Harvard Medical School

At a glance:

  • By NANCY FLIESLER | Boston Children's
  • Researchers have identified gene mutations that cause cancer in a previously unknown way.
  • Affected cells lose the ability to get rid of defective strands of RNA.
  • The findings apply to many different cancers and could lead to development of better treatments for them.

Cancer can stem from mutations in many different genes.

New research pinpoints a gene that, when mutated, causes cancer through a mechanism scientists haven't seen before: cells do lose the ability to dispose of their trash, namely defective strands of RNA.

This mechanism appears to cut across many different malignancies and could present a whole new set of molecules for cancer drugs to target, as reported April 21 in Science by a team from Harvard Medical School, Boston Children's Hospital, and Dana-Farber Cancer Institute.

While studying zebrafish, Megan Insco, HMS instructor in medicine who was a research fellow in the lab of Leonard Zon at HMS and Boston Children's at the time, identified a tumor-suppressing gene called CDK13. When mutated, it expedited the development of melanoma.

The same gene was also mutated in many human melanomas, she found.

But what was really surprising was how the CDK13 mutation causes cancer.

Investigating the RNAs made by melanoma cells, Insco saw multiple short, defective RNAs. She immediately shared this odd finding with Zon.

"I said, 'that definitely is interesting,'" recalled Zon, professor of stem cell and regenerative biology at Harvard University and director of the Stem Cell Research Program at Boston Children's. "It took years to figure out what it meant."

A broken vacuum cleaner

It's normal for cells to make a small number of short, defective RNAs.
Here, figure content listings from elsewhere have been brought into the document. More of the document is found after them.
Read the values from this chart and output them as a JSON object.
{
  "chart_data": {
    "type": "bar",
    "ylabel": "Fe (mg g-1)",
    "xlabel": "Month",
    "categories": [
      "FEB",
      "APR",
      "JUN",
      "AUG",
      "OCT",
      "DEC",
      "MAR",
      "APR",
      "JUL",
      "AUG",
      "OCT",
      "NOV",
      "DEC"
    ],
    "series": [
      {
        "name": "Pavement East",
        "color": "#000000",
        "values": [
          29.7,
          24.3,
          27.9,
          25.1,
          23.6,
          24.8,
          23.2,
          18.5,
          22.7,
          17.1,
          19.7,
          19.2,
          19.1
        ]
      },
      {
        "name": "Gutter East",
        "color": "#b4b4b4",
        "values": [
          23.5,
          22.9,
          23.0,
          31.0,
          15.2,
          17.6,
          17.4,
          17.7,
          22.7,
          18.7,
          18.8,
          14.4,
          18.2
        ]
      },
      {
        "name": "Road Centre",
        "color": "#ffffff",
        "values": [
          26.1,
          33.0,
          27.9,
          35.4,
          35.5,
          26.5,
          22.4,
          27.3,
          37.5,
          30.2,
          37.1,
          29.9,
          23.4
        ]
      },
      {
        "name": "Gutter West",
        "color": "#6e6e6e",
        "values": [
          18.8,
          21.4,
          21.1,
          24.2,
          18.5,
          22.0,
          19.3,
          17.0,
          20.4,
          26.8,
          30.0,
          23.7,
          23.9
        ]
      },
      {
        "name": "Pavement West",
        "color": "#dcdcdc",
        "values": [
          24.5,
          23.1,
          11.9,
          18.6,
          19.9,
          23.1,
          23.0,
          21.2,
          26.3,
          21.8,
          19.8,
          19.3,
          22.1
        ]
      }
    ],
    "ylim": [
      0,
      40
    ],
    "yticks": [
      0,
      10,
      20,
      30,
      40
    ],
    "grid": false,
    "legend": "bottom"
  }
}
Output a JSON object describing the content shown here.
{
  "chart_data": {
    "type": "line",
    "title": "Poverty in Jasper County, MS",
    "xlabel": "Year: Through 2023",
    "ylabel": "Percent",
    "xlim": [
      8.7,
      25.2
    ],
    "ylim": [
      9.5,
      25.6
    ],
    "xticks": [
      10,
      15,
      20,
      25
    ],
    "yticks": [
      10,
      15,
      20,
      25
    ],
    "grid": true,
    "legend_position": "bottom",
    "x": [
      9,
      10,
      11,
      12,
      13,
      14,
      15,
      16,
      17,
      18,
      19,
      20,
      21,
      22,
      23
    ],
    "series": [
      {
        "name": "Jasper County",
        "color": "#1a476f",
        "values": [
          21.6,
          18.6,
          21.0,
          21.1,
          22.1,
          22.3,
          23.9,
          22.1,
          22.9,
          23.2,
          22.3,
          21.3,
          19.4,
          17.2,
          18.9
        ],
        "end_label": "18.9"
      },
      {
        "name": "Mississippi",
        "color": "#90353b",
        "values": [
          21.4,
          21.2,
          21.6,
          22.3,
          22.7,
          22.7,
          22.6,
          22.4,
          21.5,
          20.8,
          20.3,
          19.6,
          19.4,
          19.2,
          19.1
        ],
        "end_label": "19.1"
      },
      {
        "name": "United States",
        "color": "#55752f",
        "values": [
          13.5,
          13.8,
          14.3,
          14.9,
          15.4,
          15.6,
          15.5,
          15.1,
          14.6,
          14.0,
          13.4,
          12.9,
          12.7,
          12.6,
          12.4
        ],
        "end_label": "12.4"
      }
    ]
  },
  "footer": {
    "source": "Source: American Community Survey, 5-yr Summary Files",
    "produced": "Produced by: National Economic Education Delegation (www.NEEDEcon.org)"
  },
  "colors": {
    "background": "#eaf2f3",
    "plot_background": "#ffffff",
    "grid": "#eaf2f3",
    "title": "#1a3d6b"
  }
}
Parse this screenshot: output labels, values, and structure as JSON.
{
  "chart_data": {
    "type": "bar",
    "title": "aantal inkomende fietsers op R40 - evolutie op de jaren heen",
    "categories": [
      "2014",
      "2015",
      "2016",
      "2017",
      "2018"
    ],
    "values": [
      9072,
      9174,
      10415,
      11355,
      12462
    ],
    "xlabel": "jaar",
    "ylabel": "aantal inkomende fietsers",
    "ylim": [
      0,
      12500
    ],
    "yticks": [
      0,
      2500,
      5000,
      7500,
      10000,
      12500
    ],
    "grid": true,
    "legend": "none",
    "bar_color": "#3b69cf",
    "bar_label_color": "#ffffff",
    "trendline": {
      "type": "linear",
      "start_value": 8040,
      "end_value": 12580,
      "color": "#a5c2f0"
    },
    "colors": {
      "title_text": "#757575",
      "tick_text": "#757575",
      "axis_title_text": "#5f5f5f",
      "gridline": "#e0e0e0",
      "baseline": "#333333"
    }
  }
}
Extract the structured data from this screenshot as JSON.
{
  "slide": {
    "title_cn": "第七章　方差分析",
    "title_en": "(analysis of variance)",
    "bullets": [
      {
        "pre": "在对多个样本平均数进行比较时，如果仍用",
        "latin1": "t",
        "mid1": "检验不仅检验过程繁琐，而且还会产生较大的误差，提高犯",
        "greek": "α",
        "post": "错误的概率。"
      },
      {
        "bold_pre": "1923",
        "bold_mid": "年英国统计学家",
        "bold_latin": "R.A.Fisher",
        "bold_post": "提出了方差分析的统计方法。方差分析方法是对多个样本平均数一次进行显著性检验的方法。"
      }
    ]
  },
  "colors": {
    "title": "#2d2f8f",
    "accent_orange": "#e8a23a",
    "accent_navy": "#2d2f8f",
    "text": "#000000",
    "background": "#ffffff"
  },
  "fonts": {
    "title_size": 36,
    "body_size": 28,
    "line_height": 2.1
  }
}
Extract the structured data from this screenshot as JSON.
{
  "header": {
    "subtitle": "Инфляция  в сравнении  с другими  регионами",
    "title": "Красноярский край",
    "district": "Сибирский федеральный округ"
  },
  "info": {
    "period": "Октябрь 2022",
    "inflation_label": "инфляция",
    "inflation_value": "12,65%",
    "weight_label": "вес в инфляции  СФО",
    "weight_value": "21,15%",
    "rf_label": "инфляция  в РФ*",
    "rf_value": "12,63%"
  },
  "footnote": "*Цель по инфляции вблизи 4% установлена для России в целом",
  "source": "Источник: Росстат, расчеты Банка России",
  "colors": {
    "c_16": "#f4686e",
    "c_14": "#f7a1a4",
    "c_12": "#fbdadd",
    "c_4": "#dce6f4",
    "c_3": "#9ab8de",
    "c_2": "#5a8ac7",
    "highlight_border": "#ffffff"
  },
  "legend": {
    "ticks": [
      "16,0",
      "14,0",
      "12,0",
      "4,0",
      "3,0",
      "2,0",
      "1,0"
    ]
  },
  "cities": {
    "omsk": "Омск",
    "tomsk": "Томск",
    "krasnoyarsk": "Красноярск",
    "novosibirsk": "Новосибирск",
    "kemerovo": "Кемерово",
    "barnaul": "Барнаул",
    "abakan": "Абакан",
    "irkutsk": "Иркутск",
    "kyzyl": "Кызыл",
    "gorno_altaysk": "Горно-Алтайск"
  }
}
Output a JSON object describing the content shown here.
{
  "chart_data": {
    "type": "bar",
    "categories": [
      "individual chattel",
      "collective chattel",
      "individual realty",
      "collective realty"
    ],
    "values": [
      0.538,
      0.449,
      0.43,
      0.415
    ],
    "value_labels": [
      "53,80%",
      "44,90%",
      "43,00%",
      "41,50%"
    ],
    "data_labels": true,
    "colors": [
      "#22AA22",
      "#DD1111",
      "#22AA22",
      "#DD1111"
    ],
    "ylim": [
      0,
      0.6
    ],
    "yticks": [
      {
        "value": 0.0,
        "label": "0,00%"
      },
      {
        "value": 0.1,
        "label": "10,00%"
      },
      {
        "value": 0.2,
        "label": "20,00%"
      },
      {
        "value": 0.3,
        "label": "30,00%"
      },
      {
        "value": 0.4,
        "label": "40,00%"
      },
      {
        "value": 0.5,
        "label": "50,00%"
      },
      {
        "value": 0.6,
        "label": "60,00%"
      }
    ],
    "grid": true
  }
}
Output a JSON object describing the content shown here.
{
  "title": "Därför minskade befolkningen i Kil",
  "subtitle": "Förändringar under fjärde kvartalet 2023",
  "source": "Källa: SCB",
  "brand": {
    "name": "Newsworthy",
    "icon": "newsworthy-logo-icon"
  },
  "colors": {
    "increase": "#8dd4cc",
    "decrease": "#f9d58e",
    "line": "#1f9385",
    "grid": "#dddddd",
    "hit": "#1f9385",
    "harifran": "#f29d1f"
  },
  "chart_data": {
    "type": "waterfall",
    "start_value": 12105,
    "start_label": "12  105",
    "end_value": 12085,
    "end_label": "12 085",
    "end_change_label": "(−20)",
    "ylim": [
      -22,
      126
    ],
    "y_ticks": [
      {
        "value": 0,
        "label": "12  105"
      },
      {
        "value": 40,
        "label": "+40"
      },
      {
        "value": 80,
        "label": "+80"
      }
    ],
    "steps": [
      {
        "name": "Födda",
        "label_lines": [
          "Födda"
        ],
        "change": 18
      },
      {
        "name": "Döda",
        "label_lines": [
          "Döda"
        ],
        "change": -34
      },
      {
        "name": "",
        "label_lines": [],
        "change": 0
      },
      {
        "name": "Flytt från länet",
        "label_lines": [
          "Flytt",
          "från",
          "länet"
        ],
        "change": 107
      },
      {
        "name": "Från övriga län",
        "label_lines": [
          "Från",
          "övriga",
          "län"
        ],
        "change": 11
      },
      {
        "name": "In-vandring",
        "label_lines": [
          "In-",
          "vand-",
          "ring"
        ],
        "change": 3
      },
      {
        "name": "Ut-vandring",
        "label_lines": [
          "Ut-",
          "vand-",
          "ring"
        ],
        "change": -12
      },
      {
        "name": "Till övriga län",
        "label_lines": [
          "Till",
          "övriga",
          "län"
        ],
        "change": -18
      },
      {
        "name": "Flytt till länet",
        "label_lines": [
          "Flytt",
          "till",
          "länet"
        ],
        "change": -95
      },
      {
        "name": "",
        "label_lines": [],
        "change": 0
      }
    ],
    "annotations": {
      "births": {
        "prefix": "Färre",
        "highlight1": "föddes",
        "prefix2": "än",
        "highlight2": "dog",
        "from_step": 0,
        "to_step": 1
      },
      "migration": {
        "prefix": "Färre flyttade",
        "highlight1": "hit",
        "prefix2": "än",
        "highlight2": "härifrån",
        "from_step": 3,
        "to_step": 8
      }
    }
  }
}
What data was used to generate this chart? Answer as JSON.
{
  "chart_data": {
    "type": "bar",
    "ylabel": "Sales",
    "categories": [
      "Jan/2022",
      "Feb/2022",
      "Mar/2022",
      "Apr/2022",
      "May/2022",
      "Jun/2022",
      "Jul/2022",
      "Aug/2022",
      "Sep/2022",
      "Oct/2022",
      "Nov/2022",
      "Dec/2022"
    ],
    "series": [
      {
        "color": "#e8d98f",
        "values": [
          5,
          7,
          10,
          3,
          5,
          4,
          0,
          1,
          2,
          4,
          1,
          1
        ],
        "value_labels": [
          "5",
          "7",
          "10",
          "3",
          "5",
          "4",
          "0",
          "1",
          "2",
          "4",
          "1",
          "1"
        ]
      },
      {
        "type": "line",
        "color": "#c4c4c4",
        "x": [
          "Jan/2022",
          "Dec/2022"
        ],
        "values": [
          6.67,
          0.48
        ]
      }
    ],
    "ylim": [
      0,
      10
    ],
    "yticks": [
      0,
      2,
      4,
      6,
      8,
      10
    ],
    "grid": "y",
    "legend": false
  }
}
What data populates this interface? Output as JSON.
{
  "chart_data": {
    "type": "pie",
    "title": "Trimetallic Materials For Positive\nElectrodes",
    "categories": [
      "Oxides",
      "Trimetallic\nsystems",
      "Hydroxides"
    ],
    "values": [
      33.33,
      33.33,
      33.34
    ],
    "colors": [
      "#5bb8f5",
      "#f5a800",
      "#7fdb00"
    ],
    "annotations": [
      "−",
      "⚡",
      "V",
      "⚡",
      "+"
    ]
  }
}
Typically, surveillance machinery in the cell nucleus spots these and disposes of them.

"There are hundreds of steps in making RNAs, and sometimes it doesn't go right," explained Insco, who now runs her own lab at Dana-Farber.

"They're mistakes that are usually discarded. In this case, we found that the cell was not cleaning them up. The vacuum cleaner was broken, so the RNAs were building up."

These "junk" RNA molecules by themselves dramatically accelerated the progression of melanoma. (In her lab, Insco will investigate whether the effect is due to the RNAs themselves or abnormal proteins made from the RNAs.